Fyctia
Chapitre 1
La silhouette de Nélia se fondait dans l'obscurité des ruelles étroites de Néo. Les lumières clignotantes éclairaient brièvement des scènes de désolation : des sans-abri rassemblés par petits groupes tentaient de s’endormir, un enchevêtrement de corps jonchant les trottoirs crasseux. Son regard croisa celui d’un homme émacié, cloué au sol par une maladie dont les stigmates lui étaient douloureusement familiers. Cet échange fugace suffit à éveiller en elle une sourde culpabilité, l'incitant à accélérer le pas.
On ressentait dans l'air, la chaleur suffocante qui pesait sur la ville. Le poids de l'atmosphère, alourdi par la chaleur, rendait chaque respiration difficile.

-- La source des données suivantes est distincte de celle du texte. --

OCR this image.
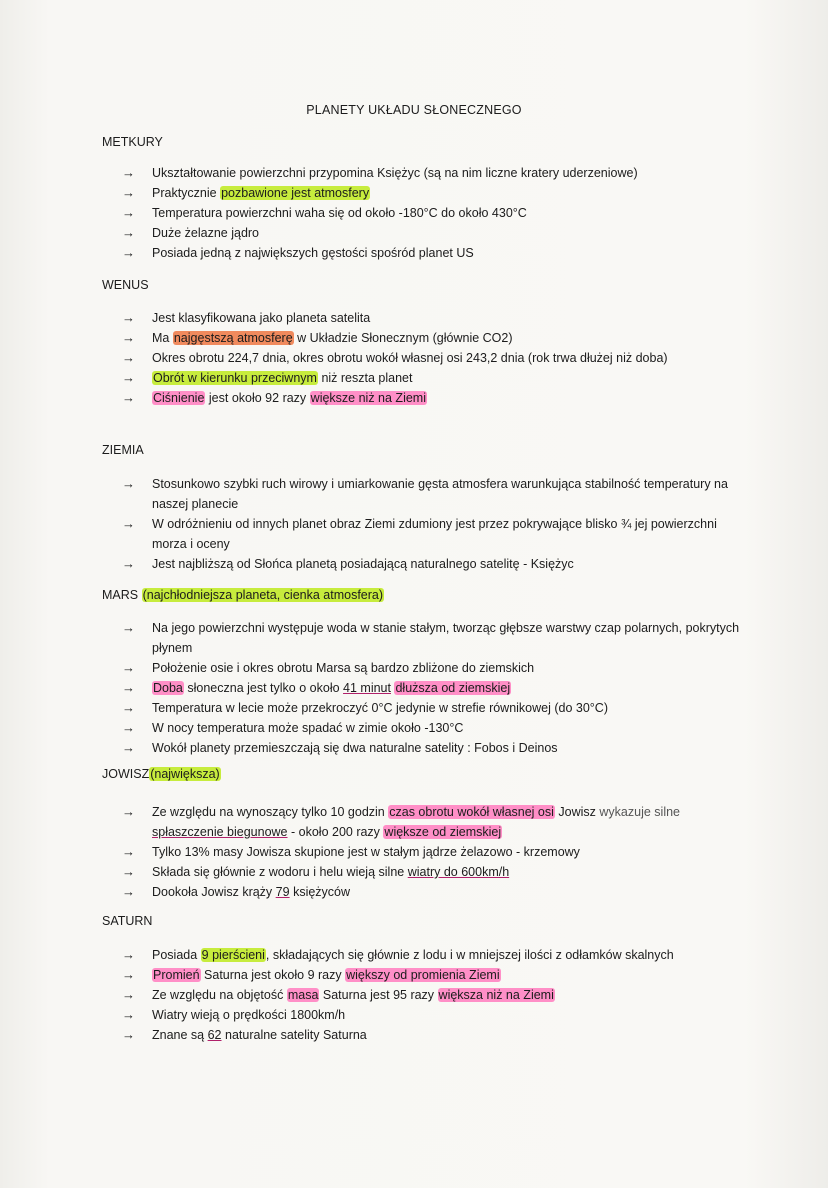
PLANETY UKŁADU SŁONECZNEGO
METKURY
→ Ukształtowanie powierzchni przypomina Księżyc (są na nim liczne kratery uderzeniowe)
→ Praktycznie pozbawione jest atmosfery
→ Temperatura powierzchni waha się od około -180°C do około 430°C
→ Duże żelazne jądro
→ Posiada jedną z największych gęstości spośród planet US
WENUS
→ Jest klasyfikowana jako planeta satelita
→ Ma najgęstszą atmosferę w Układzie Słonecznym (głównie CO2)
→ Okres obrotu 224,7 dnia, okres obrotu wokół własnej osi 243,2 dnia (rok trwa dłużej niż doba)
→ Obrót w kierunku przeciwnym niż reszta planet
→ Ciśnienie jest około 92 razy większe niż na Ziemi
ZIEMIA
→ Stosunkowo szybki ruch wirowy i umiarkowanie gęsta atmosfera warunkująca stabilność temperatury na naszej planecie
→ W odróżnieniu od innych planet obraz Ziemi zdumiony jest przez pokrywające blisko ¾ jej powierzchni morza i oceny
→ Jest najbliższą od Słońca planetą posiadającą naturalnego satelitę - Księżyc
MARS (najchłodniejsza planeta, cienka atmosfera)
→ Na jego powierzchni występuje woda w stanie stałym, tworząc głębsze warstwy czap polarnych, pokrytych płynem
→ Położenie osie i okres obrotu Marsa są bardzo zbliżone do ziemskich
→ Doba słoneczna jest tylko o około 41 minut dłuższa od ziemskiej
→ Temperatura w lecie może przekroczyć 0°C jedynie w strefie równikowej (do 30°C)
→ W nocy temperatura może spadać w zimie około -130°C
→ Wokół planety przemieszczają się dwa naturalne satelity : Fobos i Deinos
JOWISZ(największa)
→ Ze względu na wynoszący tylko 10 godzin czas obrotu wokół własnej osi Jowisz wykazuje silne spłaszczenie biegunowe - około 200 razy większe od ziemskiej
→ Tylko 13% masy Jowisza skupione jest w stałym jądrze żelazowo - krzemowy
→ Składa się głównie z wodoru i helu wieją silne wiatry do 600km/h
→ Dookoła Jowisz krąży 79 księżyców
SATURN
→ Posiada 9 pierścieni, składających się głównie z lodu i w mniejszej ilości z odłamków skalnych
→ Promień Saturna jest około 9 razy większy od promienia Ziemi
→ Ze względu na objętość masa Saturna jest 95 razy większa niż na Ziemi
→ Wiatry wieją o prędkości 1800km/h
→ Znane są 62 naturalne satelity Saturna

Elle contourna un autre bâtiment délabré, ses fissures témoignant des convulsions récentes de la terre. Les autorités, lassé de la fréquence des séismes, semblaient avoir abandonné tout espoir de restaurer ces structures décadentes. Le dernier en date remontait à quelques mois à peine, et les secousses alarmantes de ce sol courroucé n’avaient plus rien d’inhabituel. Dans le silence oppressant de la nuit, les ombres mouvantes des sans-abri semblaient murmurer des échos de désespoir. La trajectoire qu’elle suivait à travers ces tristes ruelles témoignait de la réalité déchirante de Néo, une Cité malade, où chaque pas résonnait comme une symphonie de détresse.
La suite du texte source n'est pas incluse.